FILE:3 『不可視の悪意』出題編



◇浅き夢見し夏の朝

 ――夢を見た。
 それが夢だと分かるのは、目の前にある光景が過ぎ去ってしまったものだからだ。
 一年前、高校に入学してほどなくしてからカズラは体調を崩した。
 当初は本人も風邪でも患ったのかと思ったが、いつになっても体調は回復しなかった。
 心配に思った両親は、医者に妹を連れて行って検診をしてもらった。
 そこで医師から診断された結果は、予想外のものだった。
 ――曰く、カズラの体調不良は精神的なものが原因である。
 頭痛、目眩、吐き気。妹が訴えていた症状は、必ず学校へ登校する直前に発症していた。
 事実、学校に休みの連絡を入れたあと、体調は回復していた。
 しかしまた翌日。今度こそと思ったら症状は再発した。
 これは学校へ登校するということが精神を圧迫し、その拒絶反応が体調不良という形になって現れているのだと医師は告げた。どうしてそこまで学校に行きたくないのか?

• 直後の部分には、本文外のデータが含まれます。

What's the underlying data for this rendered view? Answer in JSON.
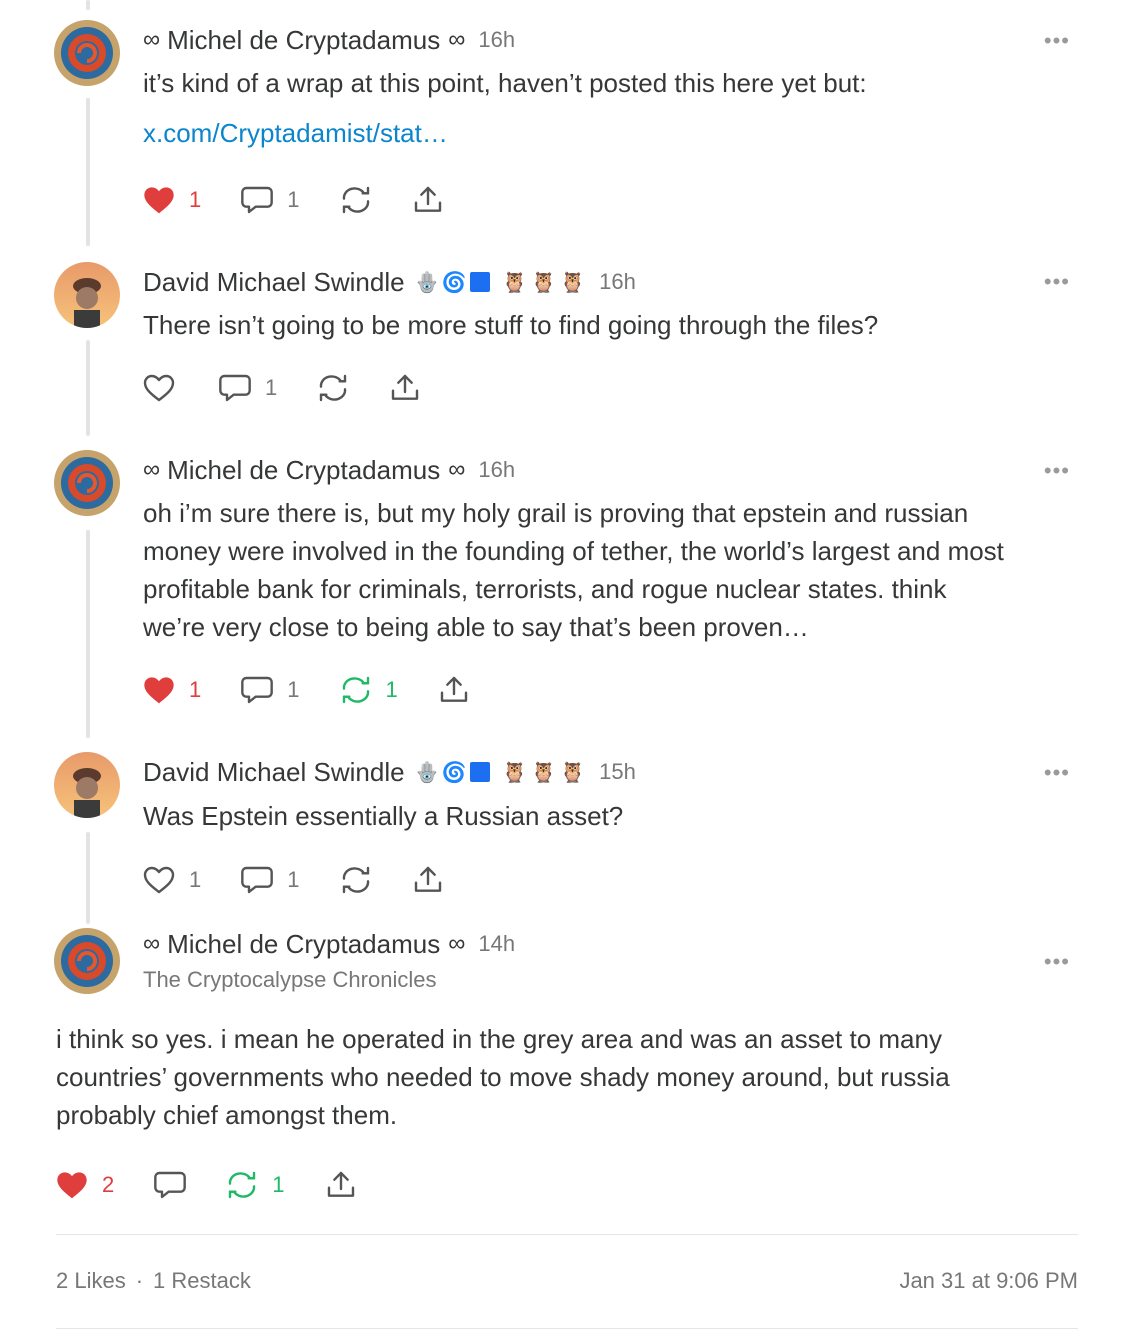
{
  "posts": [
    {
      "author": "Michel de Cryptadamus",
      "infinity": "∞",
      "time": "16h",
      "text": "it’s kind of a wrap at this point, haven’t posted this here yet but:",
      "link": "x.com/Cryptadamist/stat…",
      "likes": "1",
      "comments": "1",
      "restacks": ""
    },
    {
      "author": "David Michael Swindle",
      "time": "16h",
      "text": "There isn’t going to be more stuff to find going through the files?",
      "likes": "",
      "comments": "1",
      "restacks": ""
    },
    {
      "author": "Michel de Cryptadamus",
      "infinity": "∞",
      "time": "16h",
      "text_lines": [
        "oh i’m sure there is, but my holy grail is proving that epstein and russian",
        "money were involved in the founding of tether, the world’s largest and most",
        "profitable bank for criminals, terrorists, and rogue nuclear states. think",
        "we’re very close to being able to say that’s been proven…"
      ],
      "likes": "1",
      "comments": "1",
      "restacks": "1"
    },
    {
      "author": "David Michael Swindle",
      "time": "15h",
      "text": "Was Epstein essentially a Russian asset?",
      "likes": "1",
      "comments": "1",
      "restacks": ""
    },
    {
      "author": "Michel de Cryptadamus",
      "infinity": "∞",
      "time": "14h",
      "publication": "The Cryptocalypse Chronicles",
      "text_lines": [
        "i think so yes. i mean he operated in the grey area and was an asset to many",
        "countries’ governments who needed to move shady money around, but russia",
        "probably chief amongst them."
      ],
      "likes": "2",
      "comments": "",
      "restacks": "1"
    }
  ],
  "more_label": "•••",
  "badges": {
    "hamsa": "🪬",
    "spiral": "🌀",
    "owl": "🦉"
  },
  "footer": {
    "likes": "2 Likes",
    "separator": "·",
    "restacks": "1 Restack",
    "timestamp": "Jan 31 at 9:06 PM"
  },
  "colors": {
    "like_red": "#e03d3d",
    "restack_green": "#1fb967",
    "link_blue": "#0b85cc",
    "thread_line": "#e3e3e3"
  }
}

 そう尋ねる俺たち家族に、妹は嗚咽を漏らしながら答えた。
「わたし、学校でイジメられてるの」
 それからカズラは、泣きじゃくりながら自らの状況を話してくれた。
 入学してからほどなくして、クラスの女子グループから嫌がらせを受け始めたこと。
 嫌がらせは徐々にエスカレートし、規模はクラス全体にまで広がったこと。
 教師も見て見ぬふりをしていて、もはや誰一人として教室に味方がいないこと。
 俺は妹の身にそんなことが起きていること信じられなかった。
 いつも控えめに笑っていた妹が。
 人を傷つけるくらいなら自分は傷つけられる側でいいと穏やかに微笑んでいた妹が。
 他人を思いやり、それ故に人間関係に少し臆病になってしまっていた妹が。
 俺の最愛の妹が、どうしてそんな目に遭っているのか。
 どうしてこんなに追い詰められるまで、一人で抱え込んでいたのか。
 兄として気付いてやれなかったことに、俺は自分の情けなさを恥じた。
「みんなに、心配をかけたくなかったから……」
 どうして、と問いかける俺にカズラは声を潜めて答えた。
 そんな妹に俺は、どんな言葉をかけてやればいいのか分からなかった。
 カズラが部屋に引きこもるようになったのはそれからだ。
 俺たち家族も無理に学校へ行かせるようなことはせず、本人の意思を尊重した。
 しかし、そんなことは詭弁だ。ただの言い訳にしか過ぎない。
 結局のところ俺たちは、妹にどう接すればいいか分からなくなってしまったのだ。
 精神的に不安定になっているところに、自分たちがそれを悪化させては意味がない。
 カズラのイジメに関して学校にも相談したが、そのような事実はないと一点張りだった。